We went for a mountain hike, played capture the flag, cooked over an open fire, had a water balloon toss, made up skits, and ate s’mores.
One of the annual favorites that the kids look forward to all year is the Eighth Grade Hunt in which the eighth graders are given a ten-minute head start to run and find a hiding place on the ten-acre grounds of the YMCA. Then the sixth- and seventh-graders fan out into the darkness hunting for eighth graders. When they find one, they bring him or her back to the big meeting hall where they turn in the eighth grader and received points for their team. Each eighth-grader is worth a different amount of pre-assigned number of points.
The other perinneal favorite –at least for the teachers- is the life-size game of Clue. Clue –as you will remember from your childhood- is the board game where you try to deduce that it was Colonel Mustard in the library with the wrench. In our version, our thirty teachers dress as a character of their choice –Chef, Bandana Bob, Mad Scientist, Krazy Klown- and then spread out throughout the camp. Groups of kids then go from teacher to teacher.
Teachers make students perform a small task such as singing a song or making a pyramid after which the teacher will give them a clue such as “The murderer was not Julius Caesar” or "The weapon was not the rope."

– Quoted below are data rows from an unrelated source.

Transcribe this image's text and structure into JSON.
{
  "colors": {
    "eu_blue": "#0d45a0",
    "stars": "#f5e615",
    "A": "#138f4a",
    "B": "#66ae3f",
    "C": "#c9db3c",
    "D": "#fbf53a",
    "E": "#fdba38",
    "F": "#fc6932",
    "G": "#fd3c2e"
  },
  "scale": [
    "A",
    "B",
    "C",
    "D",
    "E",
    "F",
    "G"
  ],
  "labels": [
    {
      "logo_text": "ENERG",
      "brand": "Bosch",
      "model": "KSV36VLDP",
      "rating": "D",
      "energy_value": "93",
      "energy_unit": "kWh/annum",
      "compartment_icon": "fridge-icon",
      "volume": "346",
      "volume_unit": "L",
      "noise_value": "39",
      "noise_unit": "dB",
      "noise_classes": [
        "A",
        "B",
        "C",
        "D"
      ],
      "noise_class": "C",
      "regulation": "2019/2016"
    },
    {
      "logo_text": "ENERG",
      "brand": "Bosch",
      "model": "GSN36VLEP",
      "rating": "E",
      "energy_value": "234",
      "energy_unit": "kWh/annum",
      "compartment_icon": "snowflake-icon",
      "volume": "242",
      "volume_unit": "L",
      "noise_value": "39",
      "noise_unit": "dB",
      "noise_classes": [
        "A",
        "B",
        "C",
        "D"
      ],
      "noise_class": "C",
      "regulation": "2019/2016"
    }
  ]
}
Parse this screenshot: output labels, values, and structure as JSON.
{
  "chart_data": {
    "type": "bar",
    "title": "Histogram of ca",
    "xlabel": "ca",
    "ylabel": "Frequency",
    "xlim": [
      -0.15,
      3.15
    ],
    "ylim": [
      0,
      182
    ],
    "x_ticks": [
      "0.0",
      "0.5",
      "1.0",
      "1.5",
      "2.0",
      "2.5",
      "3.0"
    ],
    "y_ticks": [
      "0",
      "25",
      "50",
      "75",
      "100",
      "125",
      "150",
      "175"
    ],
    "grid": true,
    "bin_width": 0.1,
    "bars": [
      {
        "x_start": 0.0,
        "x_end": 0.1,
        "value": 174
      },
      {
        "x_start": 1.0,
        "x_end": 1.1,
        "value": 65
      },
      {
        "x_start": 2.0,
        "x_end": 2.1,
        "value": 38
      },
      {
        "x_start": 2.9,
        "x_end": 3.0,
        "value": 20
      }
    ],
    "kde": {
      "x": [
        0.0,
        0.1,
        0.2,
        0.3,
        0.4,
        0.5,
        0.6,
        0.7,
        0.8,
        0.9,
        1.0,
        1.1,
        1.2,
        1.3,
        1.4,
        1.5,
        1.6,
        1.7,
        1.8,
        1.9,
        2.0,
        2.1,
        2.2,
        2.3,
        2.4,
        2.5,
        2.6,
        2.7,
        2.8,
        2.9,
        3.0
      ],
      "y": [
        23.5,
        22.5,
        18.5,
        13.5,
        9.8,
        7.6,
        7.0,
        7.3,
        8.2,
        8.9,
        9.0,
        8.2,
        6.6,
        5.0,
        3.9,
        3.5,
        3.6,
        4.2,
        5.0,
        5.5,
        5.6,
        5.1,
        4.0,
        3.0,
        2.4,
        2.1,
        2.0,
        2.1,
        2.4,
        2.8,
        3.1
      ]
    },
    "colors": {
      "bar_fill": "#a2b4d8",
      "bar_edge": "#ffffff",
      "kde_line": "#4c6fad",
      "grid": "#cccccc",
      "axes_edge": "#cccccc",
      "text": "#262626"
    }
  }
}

Two days before camp I made a trip down to the open-air markets of Mon Kok. An hour later and I was set.
Ladies and Gentlemen: Making his debut appearance to MS camp, please welcome J-unit Big Dawg a.k.a. Sweet Baby J a.k.a Jackie J. Mugshot.

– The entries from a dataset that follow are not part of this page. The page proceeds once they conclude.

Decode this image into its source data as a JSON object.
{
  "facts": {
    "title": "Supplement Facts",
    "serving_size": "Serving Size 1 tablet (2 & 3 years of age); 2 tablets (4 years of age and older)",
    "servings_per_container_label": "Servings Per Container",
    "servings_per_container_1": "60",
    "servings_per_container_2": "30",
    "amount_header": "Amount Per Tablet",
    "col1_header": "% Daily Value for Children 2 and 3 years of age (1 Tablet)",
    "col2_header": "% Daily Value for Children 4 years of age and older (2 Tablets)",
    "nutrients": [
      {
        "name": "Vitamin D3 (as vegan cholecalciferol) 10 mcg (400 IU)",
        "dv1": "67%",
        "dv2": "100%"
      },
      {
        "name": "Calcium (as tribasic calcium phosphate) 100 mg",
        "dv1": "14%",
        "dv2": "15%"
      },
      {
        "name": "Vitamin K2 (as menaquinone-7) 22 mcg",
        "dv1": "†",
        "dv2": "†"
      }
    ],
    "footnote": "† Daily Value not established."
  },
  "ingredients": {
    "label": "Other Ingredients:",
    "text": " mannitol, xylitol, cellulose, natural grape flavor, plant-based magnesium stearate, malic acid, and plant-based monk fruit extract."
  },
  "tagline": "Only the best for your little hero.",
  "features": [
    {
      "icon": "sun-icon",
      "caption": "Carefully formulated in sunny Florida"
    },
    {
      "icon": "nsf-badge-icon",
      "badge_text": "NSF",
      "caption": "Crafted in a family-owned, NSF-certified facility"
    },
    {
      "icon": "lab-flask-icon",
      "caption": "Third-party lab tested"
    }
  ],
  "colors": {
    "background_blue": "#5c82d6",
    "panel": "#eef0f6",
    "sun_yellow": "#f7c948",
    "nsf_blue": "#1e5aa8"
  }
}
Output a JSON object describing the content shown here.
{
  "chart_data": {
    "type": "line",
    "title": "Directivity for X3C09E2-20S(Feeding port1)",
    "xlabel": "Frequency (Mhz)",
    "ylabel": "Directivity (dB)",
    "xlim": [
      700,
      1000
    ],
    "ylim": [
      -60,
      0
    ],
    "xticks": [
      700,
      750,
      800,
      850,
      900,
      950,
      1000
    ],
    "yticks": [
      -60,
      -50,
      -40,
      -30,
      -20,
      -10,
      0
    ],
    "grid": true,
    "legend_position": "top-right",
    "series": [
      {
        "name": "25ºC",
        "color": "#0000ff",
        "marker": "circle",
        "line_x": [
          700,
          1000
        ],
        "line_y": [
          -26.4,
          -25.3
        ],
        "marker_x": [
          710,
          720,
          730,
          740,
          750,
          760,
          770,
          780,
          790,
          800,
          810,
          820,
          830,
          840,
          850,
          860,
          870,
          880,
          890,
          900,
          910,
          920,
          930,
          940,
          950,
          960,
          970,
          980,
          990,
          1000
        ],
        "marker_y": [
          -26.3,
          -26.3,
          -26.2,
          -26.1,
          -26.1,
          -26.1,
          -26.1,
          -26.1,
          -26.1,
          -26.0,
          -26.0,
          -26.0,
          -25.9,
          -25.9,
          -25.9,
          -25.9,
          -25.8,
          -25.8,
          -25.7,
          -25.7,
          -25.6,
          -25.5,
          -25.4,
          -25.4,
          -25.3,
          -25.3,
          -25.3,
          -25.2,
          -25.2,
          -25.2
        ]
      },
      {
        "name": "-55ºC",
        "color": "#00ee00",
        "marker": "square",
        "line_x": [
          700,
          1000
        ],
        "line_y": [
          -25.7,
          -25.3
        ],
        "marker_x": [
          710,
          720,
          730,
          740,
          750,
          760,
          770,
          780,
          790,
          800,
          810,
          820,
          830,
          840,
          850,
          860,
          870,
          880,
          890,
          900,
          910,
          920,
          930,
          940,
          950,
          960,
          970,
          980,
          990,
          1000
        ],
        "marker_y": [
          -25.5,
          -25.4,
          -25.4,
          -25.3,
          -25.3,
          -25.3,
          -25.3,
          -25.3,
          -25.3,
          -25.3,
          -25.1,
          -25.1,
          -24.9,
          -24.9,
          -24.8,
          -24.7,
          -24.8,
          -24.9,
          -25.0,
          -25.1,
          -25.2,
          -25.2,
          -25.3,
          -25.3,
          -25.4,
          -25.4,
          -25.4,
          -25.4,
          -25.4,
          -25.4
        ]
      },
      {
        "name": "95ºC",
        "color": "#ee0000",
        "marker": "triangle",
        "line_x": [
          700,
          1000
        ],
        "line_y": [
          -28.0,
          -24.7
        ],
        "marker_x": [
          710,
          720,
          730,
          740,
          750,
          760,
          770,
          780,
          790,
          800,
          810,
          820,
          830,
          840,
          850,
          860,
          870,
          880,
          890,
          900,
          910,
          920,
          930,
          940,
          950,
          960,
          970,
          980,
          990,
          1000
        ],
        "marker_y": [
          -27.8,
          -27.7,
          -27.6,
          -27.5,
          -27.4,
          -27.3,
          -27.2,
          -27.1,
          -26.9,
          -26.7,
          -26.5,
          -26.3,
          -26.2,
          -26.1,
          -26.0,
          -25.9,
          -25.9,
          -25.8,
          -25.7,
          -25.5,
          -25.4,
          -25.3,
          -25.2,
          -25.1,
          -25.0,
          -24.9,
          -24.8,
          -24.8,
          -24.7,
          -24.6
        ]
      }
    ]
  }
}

When groups of students approached me, I gave them their instructions . . . in a rap:
Yo, I’m Rap Master J
And this is what I say
Give me your best verse
Take a minute to rehearse
Lay down four rhyming lines,
It’s all you gotta do,
and Rap Master J
will give you all a clue.
I’ve got to be honest folks, it wasn’t pretty. Not the outfit. Not the rap. None of it. Several years ago, we found my kindergarten report card on which Mrs. Ostedyk had written “The rhythmic element of music seems to elude Jack.”
Boy was she ever right.
Forty-four year-old doughy white guy in an Orlando Magic jersey trying to throw down some rhyming verse.
Some things should just never be.
Man, the things I do for a paycheck.